Absolutely love this laptop! The battery life is incredible — 12+ hours easily.
The keyboard feels great and the display is stunning. Only complaint is the webcam
quality is mediocre for the price. Would definitely recommend.
"""
result = extract_review_anthropic(review)
print(f"Sentiment: {result.sentiment}") # positive
print(f"Rating: {result.rating}/5") # 4
print(f"Positives: {result.key_positives}") # ["battery life", ...]
Handling parse errors and retries
Even with structured output enforcement, you should build resilient parsing that handles edge cases gracefully. The parse() helper may return None for the parsed field if the model refused to respond. For raw JSON parsing, always wrap in try/except.
import json
from openai import OpenAI
from pydantic import BaseModel, ValidationError
client = OpenAI()
def extract_with_retry(text: str, schema: type[BaseModel], max_retries: int = 2) -> BaseModel:
"""Extract structured data with retry on parse failure."""
last_error = None
for attempt in range(max_retries + 1):
try:
response = client.beta.chat.completions.parse(
model="gpt-4o-2024-08-06",
messages=[
{"role": "system", "content": "Extract structured data. Be precise."},
{"role": "user", "content": text}
# On retry, we could append error context here
],
response_format=schema,
temperature=0
)
parsed = response.choices[0].message.parsed
if parsed is None:
raise ValueError("Model returned null — possible refusal")
return parsed
except (ValidationError, ValueError, json.JSONDecodeError) as e:
last_error = e
if attempt < max_retries:
print(f"Parse failed (attempt {attempt+1}): {e}. Retrying...")
continue
raise RuntimeError(f"Extraction failed after {max_retries+1} attempts: {last_error}")
Schema design tips
How you design your schema significantly affects the quality and reliability of extraction. Some hard-learned rules:
- Flat is better than nested. A schema with 10 top-level fields is easier for models to populate correctly than two levels of nesting. Avoid deep hierarchies.

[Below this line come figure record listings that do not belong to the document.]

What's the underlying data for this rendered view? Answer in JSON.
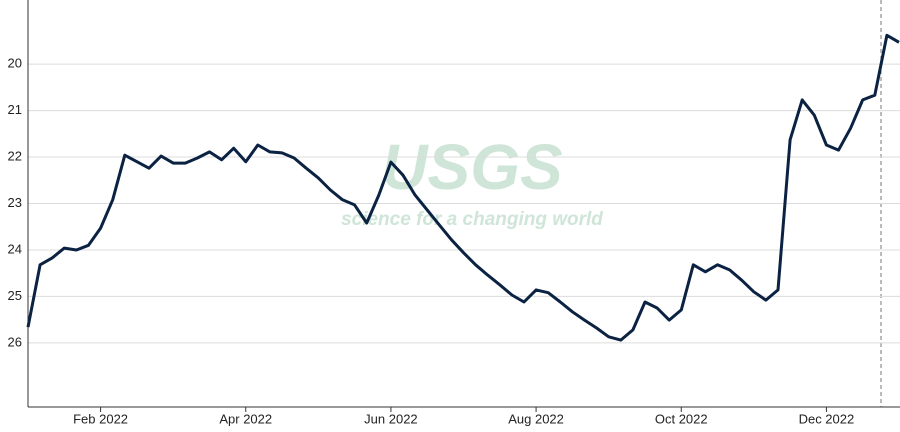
{
  "chart_data": {
    "type": "line",
    "watermark": {
      "title": "USGS",
      "subtitle": "science for a changing world"
    },
    "categories": [
      null,
      null,
      null,
      null,
      null,
      null,
      "Feb 2022",
      null,
      null,
      null,
      null,
      null,
      null,
      null,
      null,
      null,
      null,
      null,
      "Apr 2022",
      null,
      null,
      null,
      null,
      null,
      null,
      null,
      null,
      null,
      null,
      null,
      "Jun 2022",
      null,
      null,
      null,
      null,
      null,
      null,
      null,
      null,
      null,
      null,
      null,
      "Aug 2022",
      null,
      null,
      null,
      null,
      null,
      null,
      null,
      null,
      null,
      null,
      null,
      "Oct 2022",
      null,
      null,
      null,
      null,
      null,
      null,
      null,
      null,
      null,
      null,
      null,
      "Dec 2022",
      null,
      null,
      null,
      null,
      null,
      null
    ],
    "series": [
      {
        "color": "#0b2242",
        "values": [
          25.66,
          24.32,
          24.17,
          23.96,
          24.0,
          23.9,
          23.53,
          22.92,
          21.96,
          22.1,
          22.24,
          21.98,
          22.13,
          22.13,
          22.02,
          21.89,
          22.06,
          21.81,
          22.1,
          21.74,
          21.89,
          21.91,
          22.02,
          22.24,
          22.45,
          22.71,
          22.92,
          23.03,
          23.42,
          22.82,
          22.11,
          22.39,
          22.82,
          23.14,
          23.46,
          23.78,
          24.06,
          24.32,
          24.54,
          24.75,
          24.97,
          25.12,
          24.86,
          24.92,
          25.12,
          25.33,
          25.51,
          25.68,
          25.87,
          25.94,
          25.72,
          25.12,
          25.25,
          25.51,
          25.29,
          24.32,
          24.47,
          24.32,
          24.43,
          24.65,
          24.9,
          25.08,
          24.86,
          21.63,
          20.77,
          21.1,
          21.74,
          21.85,
          21.38,
          20.77,
          20.67,
          19.38,
          19.53
        ]
      }
    ],
    "ylim": [
      18.62,
      27.38
    ],
    "y_inverted": true,
    "yticks": [
      20,
      21,
      22,
      23,
      24,
      25,
      26
    ],
    "grid": true
  }
}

- Use enums for controlled vocabularies. Instead of
"type": "string" for a status field, use "enum": ["pending", "active", "closed"]. This eliminates spelling variations and ambiguity.
- Descriptions are instructions. The
description field on each property is read by the model. Write clear, specific descriptions that resolve any ambiguity in what the field should contain.
- Mark everything required unless it truly is optional. Optional fields get skipped. If you need the data, make it required and let the model provide a best-effort value or null.
- Use specific types. Prefer
"type": "integer" over "type": "number" for counts, IDs, and years. Prefer "type": "boolean" over strings like "yes"/"no".
Structured outputs are the foundation of AI pipelines
Once you can reliably extract structured data from text, you can build document processing pipelines, automated research tools, data enrichment systems, and intelligent ETL workflows. The Pydantic + OpenAI structured outputs combination gives you a production-grade extraction pattern that is reliable enough for automated batch processing without human review.